Her keel was laid down on 7 June 1944 at the Portsmouth Navy Yard. She was launched on 6 September 1944 sponsored by Mrs. Allen B. Reed, and commissioned on 16 December 1944 with Commander Bafford E. Lewellen in command.
Completed on the last day of 1944, Torsk trained out of Portsmouth, New Hampshire, Newport, Rhode Island, and New London, Connecticut, until 11 February 1945, when she headed for Florida. On 16 February, the submarine arrived at Port Everglades, Florida, where she provided services for antisubmarine research. She departed that Florida port on 20 February, transited the Panama Canal, and reached Hawaii on 23 March.
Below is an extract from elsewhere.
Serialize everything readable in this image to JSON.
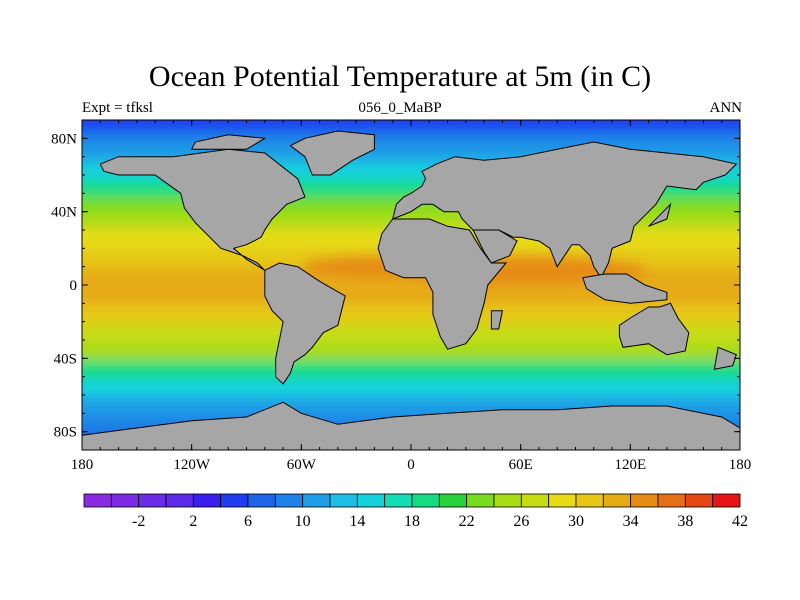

After a repair and training period, she got underway from Pearl Harbor for her first war patrol. Torsk paused briefly at Guam en route to an area off Kii Suido which she reached on 11 May and began lifeguard duty. Air contacts were few in this period, and the submarine found no opportunity to conduct rescue operations. Toward midnight on 11 May, she set course for her patrol area off the northeastern coast of Honshū. She arrived there on 13 May and, for two days, attempted to contact other members of the wolf pack, "Lewellen's Looters." On 16 May, she made rendezvous with submarines Sand Lance and Cero. For more than a fortnight, their careful coverage of the east coast of Honshū turned up nothing more interesting than naval mines.